Albert Mertz 1920-1990

“Omvendt”, 1966

Signed and dated Paris on the back

Ink on paper 31 x 38 cm

Year 1966
Artist Albert Mertz 1920-1990
Price DKK 18.000 / EURO 2.500
Materials Ink on paper
Height 31 cm
Width 38 cm

The story behind

 

Already as a 14-year-old Albert Mertz (1920-1990) exhibited for the first time, and as a 16-year-old he was admitted to the Academy of Fine Arts in Copenhagen. The same year he made his debut at the Artists’ Autumn Exhibition. His first paintings were line-ups and portraits, but soon he began to experiment with the expression and content of the image.

The encounter with Dadaism and its ironic and anarchist views on art and the art institution became crucial to Albert Mertz. During World War II, Albert Mertz and Jørgen Roos made a number of films. The film work inspired him to experiment with collage, photograms, photomontage, sound, movement and writing.

After World War II, Albert Mertz became one of the leading members of the Artists’ Association Linien 2. He worked with simplified motifs, where the image’s form and composition are central – either as almost abstract representations of objects and situations from everyday life or later as expressive landscape images. For a short time he was associated with the March Exhibition.

Albert Mertz saw early on how painting gained competition from other media and visual forms of expression. Therefore, the image should be as simple as possible. The motif should appear as a sign so that it could almost function as a signal. In the 1960s he came into contact with the Fluxus movement, and in the period 1962-76 he lived in France and made valuable contacts in the international art world.

From 1969 he began work on the characteristic red-blue images. For Albert Mertz, the image represents nothing but himself. Meaning is not something the image has – it is something we as viewers attach to the image. Same with the color. Color is color – it does not represent anything and has no symbolic value. The image could just as well be yellow, green or orange.

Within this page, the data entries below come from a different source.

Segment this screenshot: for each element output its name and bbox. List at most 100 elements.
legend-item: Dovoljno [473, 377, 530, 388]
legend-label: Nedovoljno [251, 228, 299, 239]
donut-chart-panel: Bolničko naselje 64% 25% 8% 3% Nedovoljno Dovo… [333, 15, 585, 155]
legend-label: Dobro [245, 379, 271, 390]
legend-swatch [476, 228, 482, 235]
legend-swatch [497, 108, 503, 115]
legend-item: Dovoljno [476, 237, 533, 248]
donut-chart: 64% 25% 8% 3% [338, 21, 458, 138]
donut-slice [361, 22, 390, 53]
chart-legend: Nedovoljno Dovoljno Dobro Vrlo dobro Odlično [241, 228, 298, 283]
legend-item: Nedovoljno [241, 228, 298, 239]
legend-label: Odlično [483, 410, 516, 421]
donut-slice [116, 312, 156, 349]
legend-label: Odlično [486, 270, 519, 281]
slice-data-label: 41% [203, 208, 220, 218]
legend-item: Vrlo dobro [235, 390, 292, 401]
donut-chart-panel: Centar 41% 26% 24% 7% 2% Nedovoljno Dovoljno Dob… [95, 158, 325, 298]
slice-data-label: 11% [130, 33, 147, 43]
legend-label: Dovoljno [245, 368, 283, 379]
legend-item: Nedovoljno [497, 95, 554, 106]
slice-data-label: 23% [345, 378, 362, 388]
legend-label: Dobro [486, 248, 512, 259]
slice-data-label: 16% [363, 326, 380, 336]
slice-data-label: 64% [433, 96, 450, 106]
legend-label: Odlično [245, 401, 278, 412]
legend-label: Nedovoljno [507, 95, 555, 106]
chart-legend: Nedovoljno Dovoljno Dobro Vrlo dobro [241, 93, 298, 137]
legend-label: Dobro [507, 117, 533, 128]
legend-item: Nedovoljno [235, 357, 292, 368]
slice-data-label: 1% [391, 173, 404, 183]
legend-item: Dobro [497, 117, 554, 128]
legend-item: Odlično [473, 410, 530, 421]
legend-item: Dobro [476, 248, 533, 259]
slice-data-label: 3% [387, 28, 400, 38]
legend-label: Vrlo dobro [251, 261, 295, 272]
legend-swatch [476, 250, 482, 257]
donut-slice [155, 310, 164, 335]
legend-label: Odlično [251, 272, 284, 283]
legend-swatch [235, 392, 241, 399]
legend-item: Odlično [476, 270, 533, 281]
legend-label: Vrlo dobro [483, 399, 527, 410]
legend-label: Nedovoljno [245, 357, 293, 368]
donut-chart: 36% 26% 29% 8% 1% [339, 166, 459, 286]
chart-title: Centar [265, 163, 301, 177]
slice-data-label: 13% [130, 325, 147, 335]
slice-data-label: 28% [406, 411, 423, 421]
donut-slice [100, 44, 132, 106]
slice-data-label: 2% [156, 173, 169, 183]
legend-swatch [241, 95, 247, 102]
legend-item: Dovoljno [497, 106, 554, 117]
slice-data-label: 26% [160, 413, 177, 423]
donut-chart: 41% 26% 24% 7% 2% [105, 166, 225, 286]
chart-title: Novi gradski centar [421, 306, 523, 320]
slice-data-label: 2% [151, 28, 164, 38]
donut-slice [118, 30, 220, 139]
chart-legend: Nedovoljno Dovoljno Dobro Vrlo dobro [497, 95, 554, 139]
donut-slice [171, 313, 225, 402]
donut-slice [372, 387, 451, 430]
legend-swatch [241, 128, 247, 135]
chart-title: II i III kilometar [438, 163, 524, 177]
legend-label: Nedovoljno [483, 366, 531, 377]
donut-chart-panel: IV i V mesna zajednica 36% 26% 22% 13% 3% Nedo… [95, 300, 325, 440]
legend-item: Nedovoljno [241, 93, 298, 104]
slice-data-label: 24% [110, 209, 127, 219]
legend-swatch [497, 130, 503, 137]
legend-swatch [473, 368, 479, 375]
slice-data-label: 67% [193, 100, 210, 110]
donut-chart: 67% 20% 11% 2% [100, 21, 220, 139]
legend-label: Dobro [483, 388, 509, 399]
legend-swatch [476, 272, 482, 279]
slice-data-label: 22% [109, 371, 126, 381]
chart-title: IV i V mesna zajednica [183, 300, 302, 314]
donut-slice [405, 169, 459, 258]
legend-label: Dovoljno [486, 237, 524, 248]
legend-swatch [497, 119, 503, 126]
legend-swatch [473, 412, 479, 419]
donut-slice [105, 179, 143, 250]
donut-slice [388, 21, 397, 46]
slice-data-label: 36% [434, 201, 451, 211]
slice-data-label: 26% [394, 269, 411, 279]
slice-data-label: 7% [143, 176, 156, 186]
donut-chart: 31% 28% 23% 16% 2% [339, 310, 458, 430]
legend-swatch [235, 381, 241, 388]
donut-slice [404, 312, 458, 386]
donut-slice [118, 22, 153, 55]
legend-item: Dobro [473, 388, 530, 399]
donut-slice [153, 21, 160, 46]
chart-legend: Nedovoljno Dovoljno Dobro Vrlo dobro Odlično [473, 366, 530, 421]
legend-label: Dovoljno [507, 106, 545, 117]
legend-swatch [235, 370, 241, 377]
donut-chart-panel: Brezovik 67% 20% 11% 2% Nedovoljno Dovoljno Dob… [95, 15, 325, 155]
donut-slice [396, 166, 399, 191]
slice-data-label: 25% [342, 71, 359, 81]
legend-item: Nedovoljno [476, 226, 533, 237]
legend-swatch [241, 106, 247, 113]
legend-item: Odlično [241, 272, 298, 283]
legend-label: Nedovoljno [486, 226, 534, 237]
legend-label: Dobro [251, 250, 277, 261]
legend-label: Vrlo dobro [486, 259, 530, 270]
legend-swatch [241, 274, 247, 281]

In this way, the image becomes an object in line with the things we otherwise surround ourselves with. It has itself and nothing outside itself – a landscape or an idea – as its purpose. It becomes functional because, by containing visually irritating and habit-disturbing elements, it breaks with what we normally understand by art. Thus, the image makes us see without having an expectation in advance of what we are going to see. The image becomes the tool of sight – we see using the image.

Albert Mertz was an experimental artist, and throughout his work there is a total lack of respect for the traditional ways of expression of the individual media. But that is precisely why he could add something new to them.